|Distance||56.50 kms||35.42 miles|
|Climbed||624 meters||2,047 feet|
|Ride time (hours)||4.05||-|
|Avg speed||14 kph||-|
|Distance||2,545.27 kms||1,581.39 miles|
|Climbed||19,278 meters||63,248 feet|
|Ride time (hours)||192.26||-|
Thursday, November 23rd, 2017
I didn't sleep well overnight, the cold periodically woke me up to remind me to keep my head under the sleeping bag to recycle the warmth of my breath. I'm up and packing before the sun rises so that I can get out of this semi-exposed campsite before someone finds me. I load up the bike and wheel it on its two flat tires down the rocky track, through the cattle gate, to the side of the highway where I can fix the punctures with the plausible excuse of just having stopped instead of just having camped somewhere I shouldn't have. Today is Thanksgiving... I've got that lonely feeling that sometimes comes with bicycle travel, when I'm in a shitty situation like fixing flats by the highway in the freezing cold while cars obliviously drive by, probably on their way to share the holiday with family. I resolve not to wallow in self-pity: it's Thanksgiving, and I'm thankful that I have the material and the knowledge to get the bike going again, thankful knowing that it will soon warm up, thankful that I'll probably be able to get breakfast up the road aways.

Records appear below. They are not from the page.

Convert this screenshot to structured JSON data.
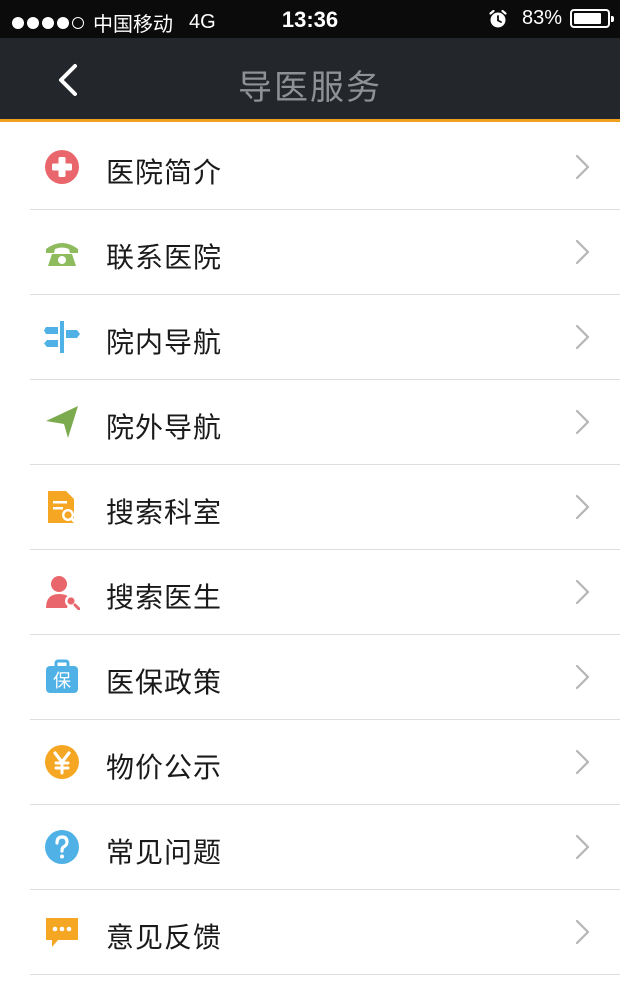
{
  "status_bar": {
    "carrier": "中国移动",
    "network": "4G",
    "time": "13:36",
    "battery": "83%",
    "battery_level": 0.83,
    "signal_bars": 4,
    "signal_max": 5
  },
  "nav": {
    "title": "导医服务",
    "back_icon": "chevron-left-icon"
  },
  "menu": [
    {
      "label": "医院简介",
      "icon": "hospital-cross-icon",
      "color": "#e9676c"
    },
    {
      "label": "联系医院",
      "icon": "telephone-icon",
      "color": "#8dbb5d"
    },
    {
      "label": "院内导航",
      "icon": "signpost-icon",
      "color": "#4fb1e6"
    },
    {
      "label": "院外导航",
      "icon": "location-arrow-icon",
      "color": "#7cab4f"
    },
    {
      "label": "搜索科室",
      "icon": "department-search-icon",
      "color": "#f5a623"
    },
    {
      "label": "搜索医生",
      "icon": "doctor-search-icon",
      "color": "#e9676c"
    },
    {
      "label": "医保政策",
      "icon": "insurance-bag-icon",
      "color": "#4fb1e6"
    },
    {
      "label": "物价公示",
      "icon": "yuan-coin-icon",
      "color": "#f5a623"
    },
    {
      "label": "常见问题",
      "icon": "question-icon",
      "color": "#4fb1e6"
    },
    {
      "label": "意见反馈",
      "icon": "feedback-chat-icon",
      "color": "#f5a623"
    }
  ],
  "colors": {
    "nav_background": "#23262a",
    "nav_accent": "#f0a01e",
    "nav_title": "#8e9196",
    "chevron": "#b5b5b5"
  }
}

I find breakfast at a Safeway: a breakfast burrito and a coffee at the embedded Starbucks. I chat with a guy at the next table who is out for a ride on his motorcycle, carrying his little dog in a backpack. He says the first time he rode with the dog she was shaking like a leaf but ever since she jumps in the backpack by herself whenever he starts to grab his motorcycle gear.
The road curls northwest up into the mountains. I climb it slowly, stopping to check out parts of the old mine. No rush today.
Bisbee is a funky city, a mix of tourist trap, hippy refuge, and working-class town. A number of characters invite me to a Thanksgiving dinner being held at some kind of theater. One young woman tells me the story of how she toured the Oregon coast on a bicycle. I ask her if any coffee shops are open, she says she's looking for a cup herself and leads me through some alleys to a cafe that is, alas, closed. I thank her and resume the climb up the ravine out of the city.
Once I'm through a tunnel I've got a long descent into the next valley. I'm riding against the wind once I'm on the valley floor, a few more smallish climbs until Tombstone appears.
After getting water in Tombstone I consider my options. This valley is similar to the last in that it is mostly fenced-off ranchland and doesn't have a lot of vegetation for cover. I'm not really interested in a repeat of last night's miserable stealth-camping spot, so when I see an RV resort with a billboard that advertises tent sites on the way out of Tombstone I decide to stop and ask what the deal is. 25 dollars to pitch the tent, WiFi and showers, and a Thanksgiving dinner if I care to join them. I fork over the cash, I haven't had a proper shower since Nogales. I pitch the tent; take a long, hot shower; and go to the rec room where a buffet line of turkey with all the trimmings awaits. I share a table with an older German couple (who have a German shepherd for a pet), swapping travel stories. The food is delicious. This day didn't turn out so bad after all. Back at the tent I meet my neighors, another German couple visiting from California. I get into the sleeping bag fully clothed in anticipation of another chilly night.